Birds play the Ravens in Philly Friday night. As a pregame report, here are my impressions of last Saturday's game against the Patriots:
All the rookies looked pretty good. CB Lito Shephard made a solid tackle on a short crossing route and later had a nice interception in the end zone against receiver Donald Hayes. Fellow corner Sheldon Brown showed some speed on a corner blitz that forced a QB hurry. LB Tyreo Harrison had a couple nice tackles, SS Michael Lewis had a nice hit on a kickoff return. But RB Brian Westbrook flashed the most. He brings home run speed to the table that Duce Staley and Dorsey Levens -- both of whom are powerful yet shifty backs -- are lacking. Based on what I saw and what I've read, I think Westbrook is for real. Not only a situational back, but the possible solution at the halfback position, looking towards the end of the Staley era. He did have that embarassing moment where he not so much muffed as doinked a punt that bounced off of his facemask. That was ugly. And you could tell Andy "the Big Cantaloupe" Reid was pissed when Lito fumbled a return later in the game.
Hopefully Shephard will push Al "the Predator" Harris out of the nickel cornerback slot. I like Al, I'm sure he's nice, but he's never learned to turn around and look for the fucking ball on deep passes. His M.O. is to run smack into the receiver, presumably hoping to time his arm-flailing correctly, and draw an interference penalty. How, with all the coaching he gets, he still persists in this behavior and is allowed on the field is frankly perplexing. Turn around and make a play on the ball -- if you're making a play on the ball you don't draw the flag -- it's cornerback 101. Harris made a textbook Predator play and committed a crucial interference penalty on Terrell Owens (who is admittedly a freaking monster, a man among boys, at this point) last year late in the Niners game on a deep ball thrown by Garcia down the left sideline. We had them backed up deep in their territory and that penalty bailed them out (on third and long, I believe) and cost us big-time, leading to Owens' TD later in that drive.
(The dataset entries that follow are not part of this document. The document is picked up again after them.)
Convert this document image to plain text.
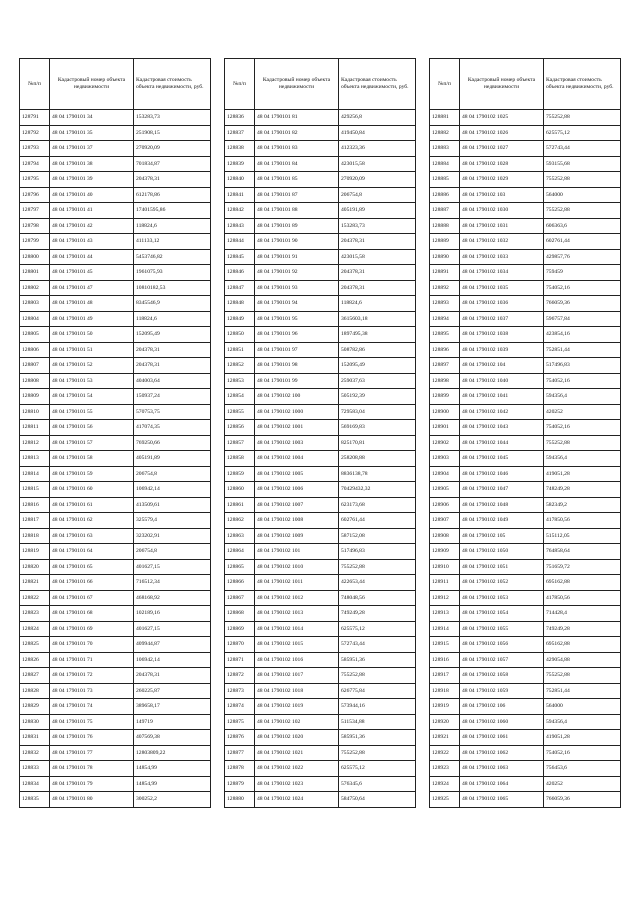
№п/п	Кадастровый номер объекта недвижимости	Кадастровая стоимость объекта недвижимости, руб.
128791	48 04 1790101 34	153283,73
128792	48 04 1790101 35	251908,15
128793	48 04 1790101 37	270920,09
128794	48 04 1790101 38	701834,87
128795	48 04 1790101 39	204378,31
128796	48 04 1790101 40	612178,86
128797	48 04 1790101 41	17401595,86
128798	48 04 1790101 42	118824,6
128799	48 04 1790101 43	411133,12
128800	48 04 1790101 44	5453746,82
128801	48 04 1790101 45	1961075,93
128802	48 04 1790101 47	10810182,53
128803	48 04 1790101 48	8345546,9
128804	48 04 1790101 49	118824,6
128805	48 04 1790101 50	152095,49
128806	48 04 1790101 51	204378,31
128807	48 04 1790101 52	204378,31
128808	48 04 1790101 53	404003,64
128809	48 04 1790101 54	150937,24
128810	48 04 1790101 55	570753,75
128811	48 04 1790101 56	417074,35
128812	48 04 1790101 57	769250,66
128813	48 04 1790101 58	405191,89
128814	48 04 1790101 59	206754,8
128815	48 04 1790101 60	106942,14
128816	48 04 1790101 61	413509,61
128817	48 04 1790101 62	325579,4
128818	48 04 1790101 63	323202,91
128819	48 04 1790101 64	206754,8
128820	48 04 1790101 65	401627,15
128821	48 04 1790101 66	716512,34
128822	48 04 1790101 67	468168,92
128823	48 04 1790101 68	102189,16
128824	48 04 1790101 69	401627,15
128825	48 04 1790101 70	409944,87
128826	48 04 1790101 71	106942,14
128827	48 04 1790101 72	204378,31
128828	48 04 1790101 73	260225,87
128829	48 04 1790101 74	389658,17
128830	48 04 1790101 75	149719
128831	48 04 1790101 76	407569,38
128832	48 04 1790101 77	12803809,22
128833	48 04 1790101 78	14854,99
128834	48 04 1790101 79	14854,99
128835	48 04 1790101 80	300252,2
№п/п	Кадастровый номер объекта недвижимости	Кадастровая стоимость объекта недвижимости, руб.
128836	48 04 1790101 81	429256,8
128837	48 04 1790101 82	419450,84
128838	48 04 1790101 83	412323,36
128839	48 04 1790101 84	423015,58
128840	48 04 1790101 85	270920,09
128841	48 04 1790101 87	206754,8
128842	48 04 1790101 88	405191,89
128843	48 04 1790101 89	153283,73
128844	48 04 1790101 90	204378,31
128845	48 04 1790101 91	423015,58
128846	48 04 1790101 92	204378,31
128847	48 04 1790101 93	204378,31
128848	48 04 1790101 94	118824,6
128849	48 04 1790101 95	3615603,18
128850	48 04 1790101 96	1897495,38
128851	48 04 1790101 97	508782,86
128852	48 04 1790101 98	152095,49
128853	48 04 1790101 99	259037,63
128854	48 04 1790102 100	505192,39
128855	48 04 1790102 1000	729583,04
128856	48 04 1790102 1001	569169,83
128857	48 04 1790102 1003	825170,81
128858	48 04 1790102 1004	258208,88
128859	48 04 1790102 1005	8836138,78
128860	48 04 1790102 1006	70429432,32
128861	48 04 1790102 1007	623173,68
128862	48 04 1790102 1008	602761,44
128863	48 04 1790102 1009	587152,08
128864	48 04 1790102 101	517496,83
128865	48 04 1790102 1010	755252,88
128866	48 04 1790102 1011	422653,44
128867	48 04 1790102 1012	748048,56
128868	48 04 1790102 1013	749249,28
128869	48 04 1790102 1014	625575,12
128870	48 04 1790102 1015	572743,44
128871	48 04 1790102 1016	585951,36
128872	48 04 1790102 1017	755252,88
128873	48 04 1790102 1018	626775,84
128874	48 04 1790102 1019	573944,16
128875	48 04 1790102 102	511534,88
128876	48 04 1790102 1020	585951,36
128877	48 04 1790102 1021	755252,88
128878	48 04 1790102 1022	625575,12
128879	48 04 1790102 1023	576345,6
128880	48 04 1790102 1024	584750,64
№п/п	Кадастровый номер объекта недвижимости	Кадастровая стоимость объекта недвижимости, руб.
128881	48 04 1790102 1025	755252,88
128882	48 04 1790102 1026	625575,12
128883	48 04 1790102 1027	572743,44
128884	48 04 1790102 1028	593155,68
128885	48 04 1790102 1029	755252,88
128886	48 04 1790102 103	564000
128887	48 04 1790102 1030	755252,88
128888	48 04 1790102 1031	606363,6
128889	48 04 1790102 1032	602761,44
128890	48 04 1790102 1033	429857,76
128891	48 04 1790102 1034	759459
128892	48 04 1790102 1035	754052,16
128893	48 04 1790102 1036	766059,36
128894	48 04 1790102 1037	596757,84
128895	48 04 1790102 1038	423854,16
128896	48 04 1790102 1039	752851,44
128897	48 04 1790102 104	517496,83
128898	48 04 1790102 1040	754052,16
128899	48 04 1790102 1041	594356,4
128900	48 04 1790102 1042	420252
128901	48 04 1790102 1043	754052,16
128902	48 04 1790102 1044	755252,88
128903	48 04 1790102 1045	594356,4
128904	48 04 1790102 1046	419051,28
128905	48 04 1790102 1047	748249,28
128906	48 04 1790102 1048	582349,2
128907	48 04 1790102 1049	417850,56
128908	48 04 1790102 105	515112,05
128909	48 04 1790102 1050	764858,64
128910	48 04 1790102 1051	751659,72
128911	48 04 1790102 1052	695162,88
128912	48 04 1790102 1053	417850,56
128913	48 04 1790102 1054	714428,4
128914	48 04 1790102 1055	749249,28
128915	48 04 1790102 1056	695162,88
128916	48 04 1790102 1057	429054,88
128917	48 04 1790102 1058	755252,88
128918	48 04 1790102 1059	752851,44
128919	48 04 1790102 106	564000
128920	48 04 1790102 1060	594356,4
128921	48 04 1790102 1061	419051,28
128922	48 04 1790102 1062	754052,16
128923	48 04 1790102 1063	756453,6
128924	48 04 1790102 1064	420252
128925	48 04 1790102 1065	766059,36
Speaking of that awful Niners game, remember that seven-play goal line stand they had against us? One of my criticisms of that series was that James Thrash ran too shallow a route on a ball that he caught on the goal line. Run it a couple steps deeper and it's a touchdown. Returning to Saturday's preseason game, poor number 47, Corey McIntryre, the rookie FB from West Virginia, dropped a short pass on the two-point conversion at the end of the game. Had he caught it and scored, we would have had the win. Well, regardless of the ramifications that drop may have on 47's career with the Eagles, this was another case of a route that's too shallow. And this falls on Reid and the coaching staff. Even if McIntyre had caught that ball, there was a linebacker coming and it wasn't guaranteed he would score. These routes need to be deeper. Look what happened to the Titans' Kevin Dyson on the last play of the Super Bowl against the Rams. Football often boils down to a matter of inches. Try not to leave it to chance and absolutley do not leave it in the refs' hands with a close spot. Run deeper routes.
Julian Jones and Levon Kirkland both made good plays breaking up short passes. Donovan looked dangerous as ever on the run but didn't show enough touch at times on his short passes. When is Freddie Mitchell going to step up? I like him a lot but it's getting to the point where he needs to show more. Backup safety Clinton Hart (33) made a couple nice plays, including recovering two straight onsides kicks (why is it the Eagles are so good at this?). QB AJ Feeley looked very good directing that late scoring drive.